About a decade ago, I spent a slightly-absurd amount of time building a MythTV system for my house. It was pretty awesome, for the time: basically a multi-player distributed DVR. It could record 3 programs off of cable TV simultaneously, while also letting up to 3 people play back recordings on different TVs in the house.

It lasted up until we moved, and I didn’t have the time to get everything hooked up and working again. By that point commercial streaming services had started to take off, digital cable had reduced the amount of programming that you could easily record with an inexpensive NTSC tuner card, and cable TV prices had crept up to the point where I was looking for a way to watch less cable TV rather than more. We made the switch to an all-IP TV system (Netflix, Hulu, Amazon Prime) a while later, and never really looked back.

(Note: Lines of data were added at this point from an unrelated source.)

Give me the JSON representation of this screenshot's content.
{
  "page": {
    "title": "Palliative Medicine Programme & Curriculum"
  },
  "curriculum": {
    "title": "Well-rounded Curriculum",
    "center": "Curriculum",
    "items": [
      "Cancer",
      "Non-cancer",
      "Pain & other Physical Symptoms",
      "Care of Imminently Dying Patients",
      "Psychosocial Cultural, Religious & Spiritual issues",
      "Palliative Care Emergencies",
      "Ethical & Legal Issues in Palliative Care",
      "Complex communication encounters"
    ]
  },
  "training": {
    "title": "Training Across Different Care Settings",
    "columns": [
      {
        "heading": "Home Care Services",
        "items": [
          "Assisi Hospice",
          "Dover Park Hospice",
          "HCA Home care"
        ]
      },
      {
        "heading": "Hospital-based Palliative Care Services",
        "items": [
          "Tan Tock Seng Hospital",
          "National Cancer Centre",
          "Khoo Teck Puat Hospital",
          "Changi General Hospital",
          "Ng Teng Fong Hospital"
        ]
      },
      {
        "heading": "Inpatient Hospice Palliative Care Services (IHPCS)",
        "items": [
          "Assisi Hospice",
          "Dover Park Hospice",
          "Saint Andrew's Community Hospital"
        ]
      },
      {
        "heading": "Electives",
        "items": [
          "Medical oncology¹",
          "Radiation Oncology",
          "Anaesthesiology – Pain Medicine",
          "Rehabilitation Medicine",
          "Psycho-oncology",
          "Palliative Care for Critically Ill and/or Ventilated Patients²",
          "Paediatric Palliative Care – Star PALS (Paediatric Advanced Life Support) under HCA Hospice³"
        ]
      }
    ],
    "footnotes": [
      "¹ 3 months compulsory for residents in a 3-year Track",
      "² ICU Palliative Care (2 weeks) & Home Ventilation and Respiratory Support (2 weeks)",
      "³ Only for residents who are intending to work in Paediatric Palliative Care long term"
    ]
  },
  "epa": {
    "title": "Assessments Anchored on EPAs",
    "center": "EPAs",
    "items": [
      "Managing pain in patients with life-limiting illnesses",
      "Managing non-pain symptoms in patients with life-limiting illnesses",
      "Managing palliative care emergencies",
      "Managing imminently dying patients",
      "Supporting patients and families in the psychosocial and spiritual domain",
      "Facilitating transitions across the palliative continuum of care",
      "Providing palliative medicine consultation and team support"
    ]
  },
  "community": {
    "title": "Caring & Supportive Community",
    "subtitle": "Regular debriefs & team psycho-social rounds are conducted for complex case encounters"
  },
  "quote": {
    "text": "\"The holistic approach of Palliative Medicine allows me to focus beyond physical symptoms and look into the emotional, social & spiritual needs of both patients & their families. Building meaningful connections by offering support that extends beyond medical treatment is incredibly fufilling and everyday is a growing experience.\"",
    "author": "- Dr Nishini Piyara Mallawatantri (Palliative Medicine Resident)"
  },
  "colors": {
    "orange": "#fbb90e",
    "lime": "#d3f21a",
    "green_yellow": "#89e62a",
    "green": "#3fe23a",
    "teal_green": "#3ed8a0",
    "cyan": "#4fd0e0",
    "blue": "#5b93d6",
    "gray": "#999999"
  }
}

But recently, spurred mostly by a desire to watch the Olympics live — a desire left largely unfulfilled by NBC; thanks, guys — we got an antenna and hit the ‘auto scan’ button. The number of free over-the-air (OTA) ATSC TV stations we could receive was a pleasant surprise, especially someone who grew up in a rural area and still thought of ‘broadcast TV’ as a haze of static on a good day.

Knowing that there were 30+ free OTA channels (when you count digital subchannels) available in my house, for the cost of only an antenna, got me looking back at the state of Linux-based PVR and timeshifting software.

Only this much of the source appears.